L’arte di strada ha lo scopo di coinvolgere le comunità e rigenerare le aree urbane attraverso la cultura. Ispirandosi al progetto francese Les Pierrots de la Nuit, alcune città italiane negli scorsi anni hanno provato a implementare l’arte di strada nelle zone della movida, “usando” gli artisti non solo come intrattenitori ma anche per educare i ragazzi a bere responsabilmente e a non fare baccano. Risultato? Meno risse, meno schiamazzi e, in generale, meno criticità.

«Peccato che, esauriti i fondi Ue, questi progetti non siano stati più finanziati» si è rammaricato qualcuno. «Bisognerebbe cambiare il punto di vista su questi artisti, chiamarli artisti in strada. Non è gente che vive per strada ma che sceglie la strada per portare l’arte» commenta Eleonora Ariolfo «Dei rumori per i cantieri in genere non ci si lamenta, perché sono reputati necessari. Ma anche l’arte funziona come presidio sociale, ed è ciò su cui vogliamo lavorare come associazione».

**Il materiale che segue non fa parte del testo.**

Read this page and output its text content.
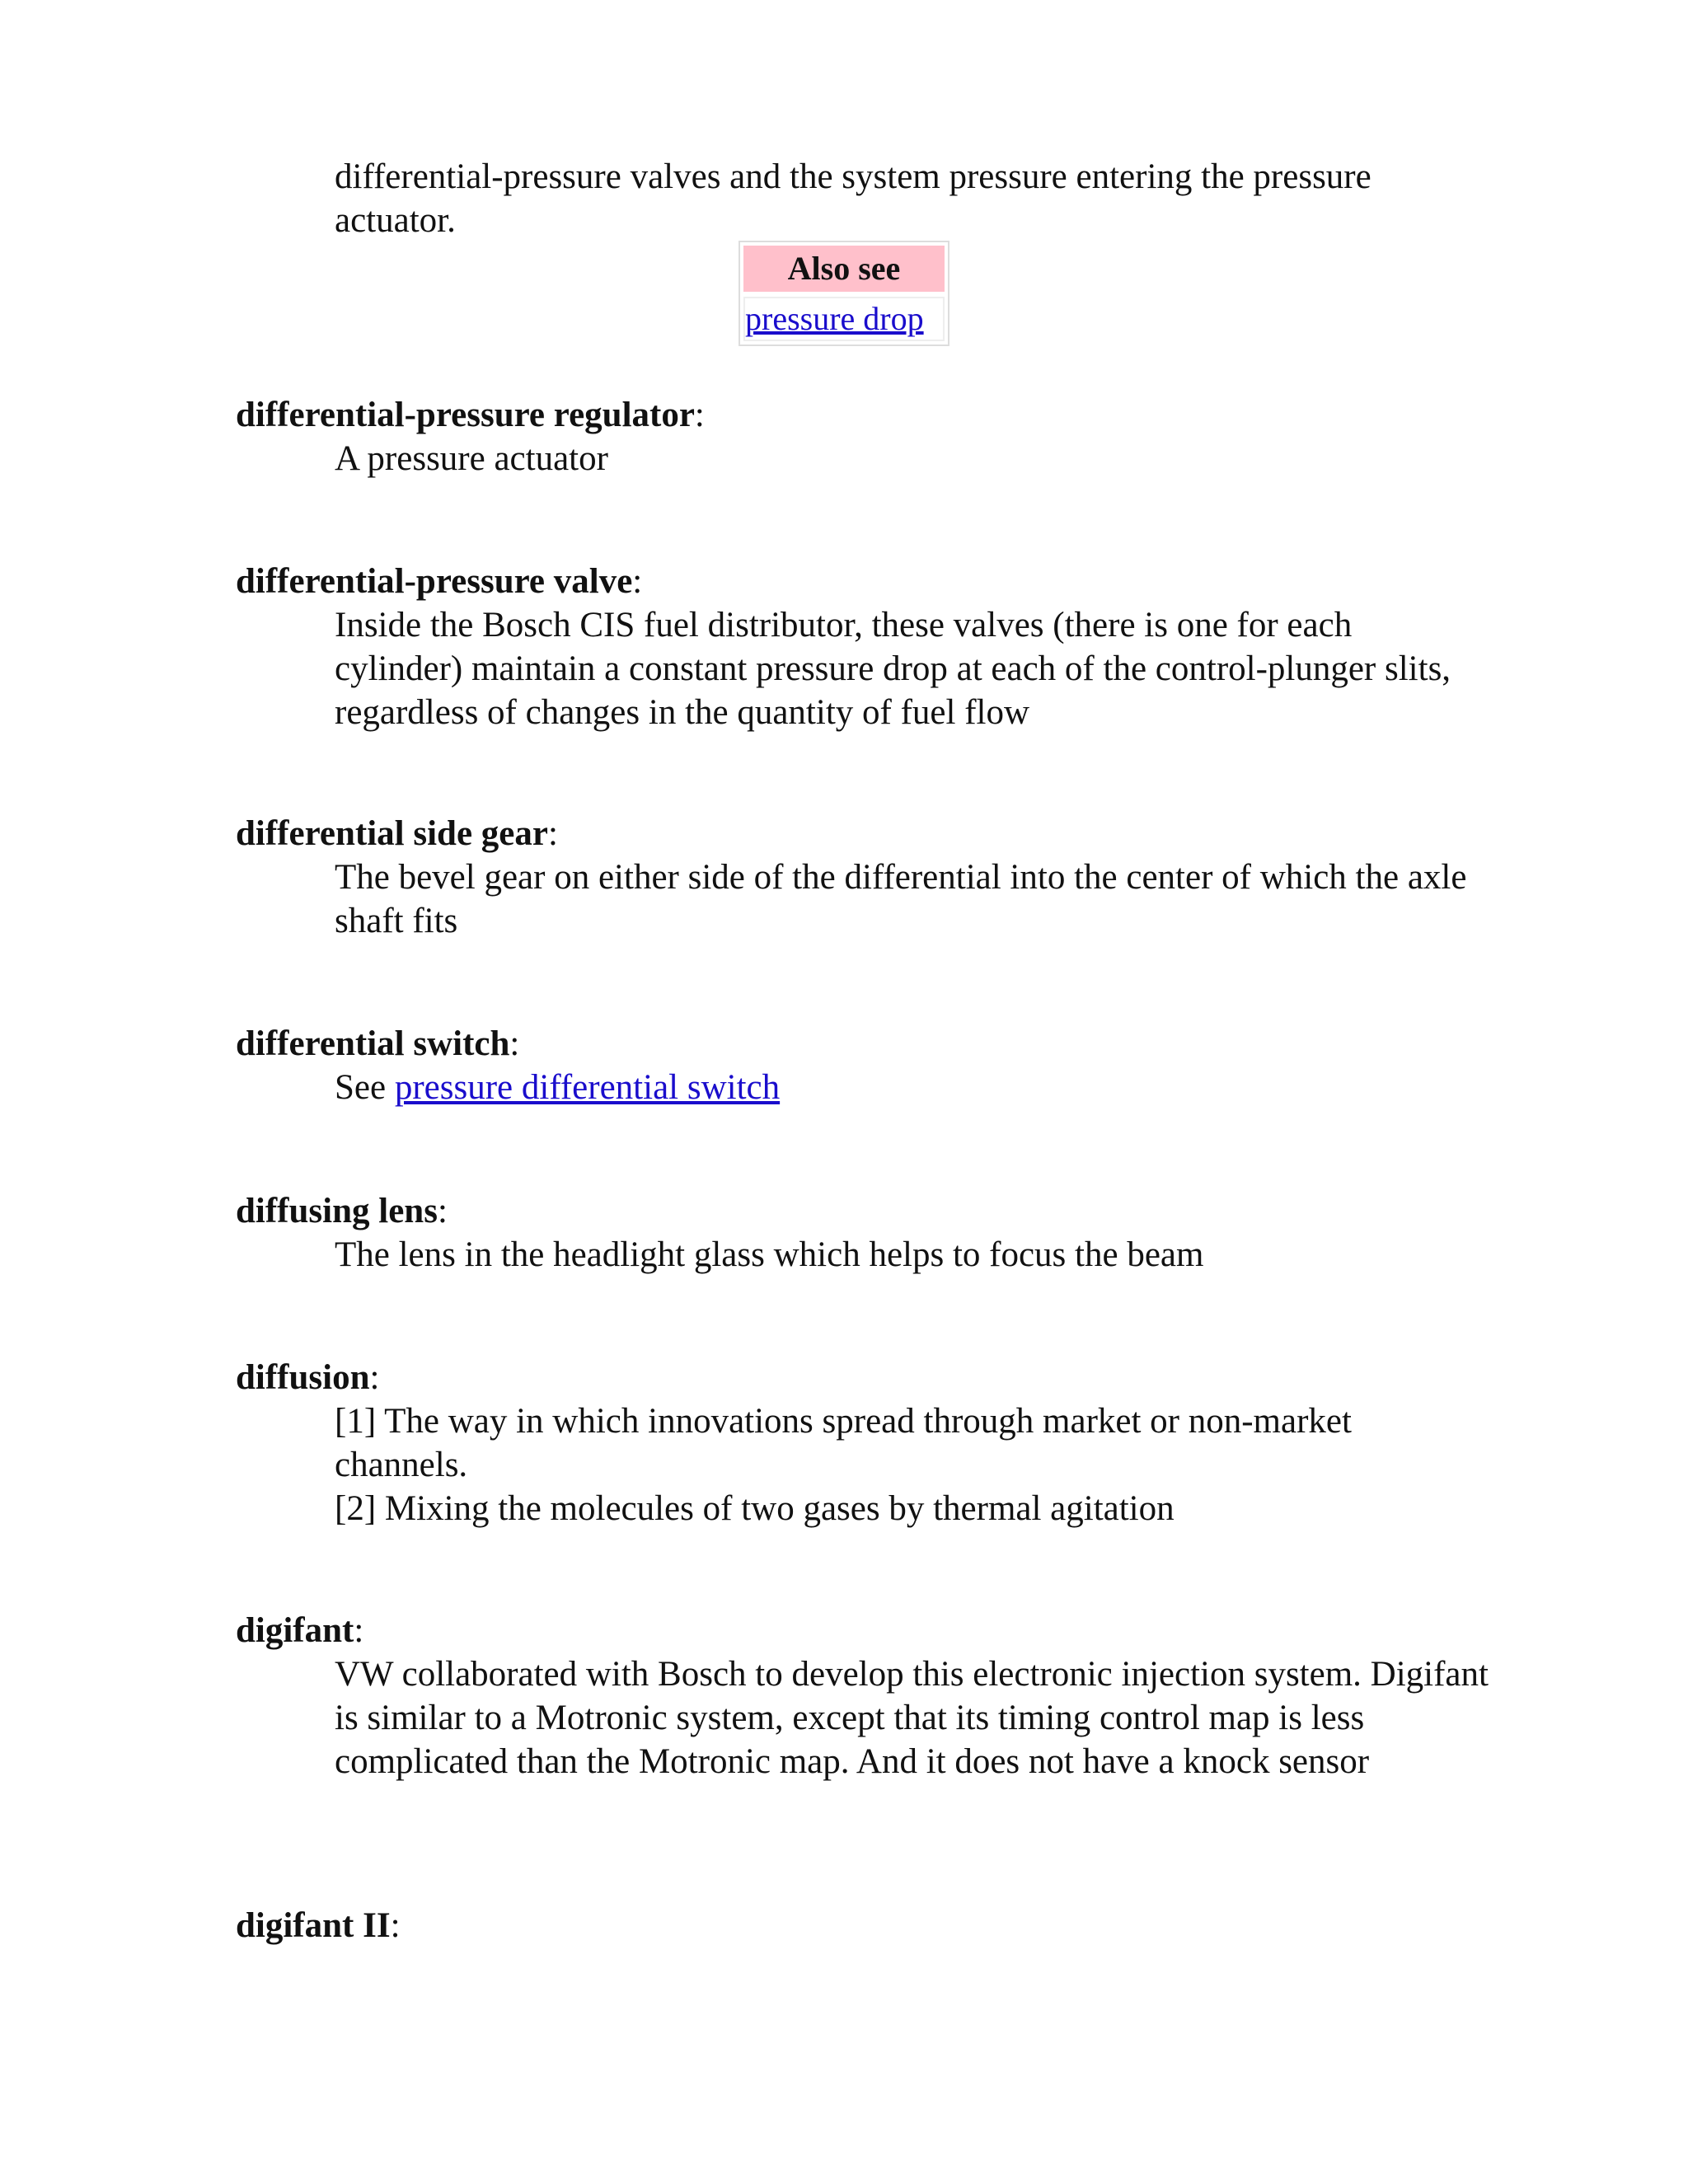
differential-pressure valves and the system pressure entering the pressure actuator.
Also see
pressure drop
differential-pressure regulator:
A pressure actuator
differential-pressure valve:
Inside the Bosch CIS fuel distributor, these valves (there is one for each cylinder) maintain a constant pressure drop at each of the control-plunger slits, regardless of changes in the quantity of fuel flow
differential side gear:
The bevel gear on either side of the differential into the center of which the axle shaft fits
differential switch:
See pressure differential switch
diffusing lens:
The lens in the headlight glass which helps to focus the beam
diffusion:
[1] The way in which innovations spread through market or non-market channels.
[2] Mixing the molecules of two gases by thermal agitation
digifant:
VW collaborated with Bosch to develop this electronic injection system. Digifant is similar to a Motronic system, except that its timing control map is less complicated than the Motronic map. And it does not have a knock sensor
digifant II:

L’arte di strada al femminile

Donne che fanno questo mestiere ce ne sono? Sì, tante. Racconta Rita Pelusi, pioniera dell’arte di strada “al femminile”: «Per me è stato rivoluzionario arrivare in strada anni fa con il pianoforte e fare anche satira politica. Ai tempi questo era un settore molto maschile, ma meritocratico: o funzioni o il pubblico se ne va. Oggi ci sono tantissime donne che suonano o fanno teatro di strada, ed è stupendo, la discriminazione di genere non c’è».

E neanche il pericolo? Mi risponde così il musicista Dario Buccino: «Una volta un ubriaco mi puntò una pistola alla testa: per fortuna fu fermato dalla polizia, ma poi la polizia interrogò me. Un’altra volta un vigile urbano si era incaponito e mi fece una multa di 5.500 euro. Grazie alla gente che era là ne raccolsi subito mille. Quindi no, episodi di violenza quasi mai, ma tanto amore invece sì».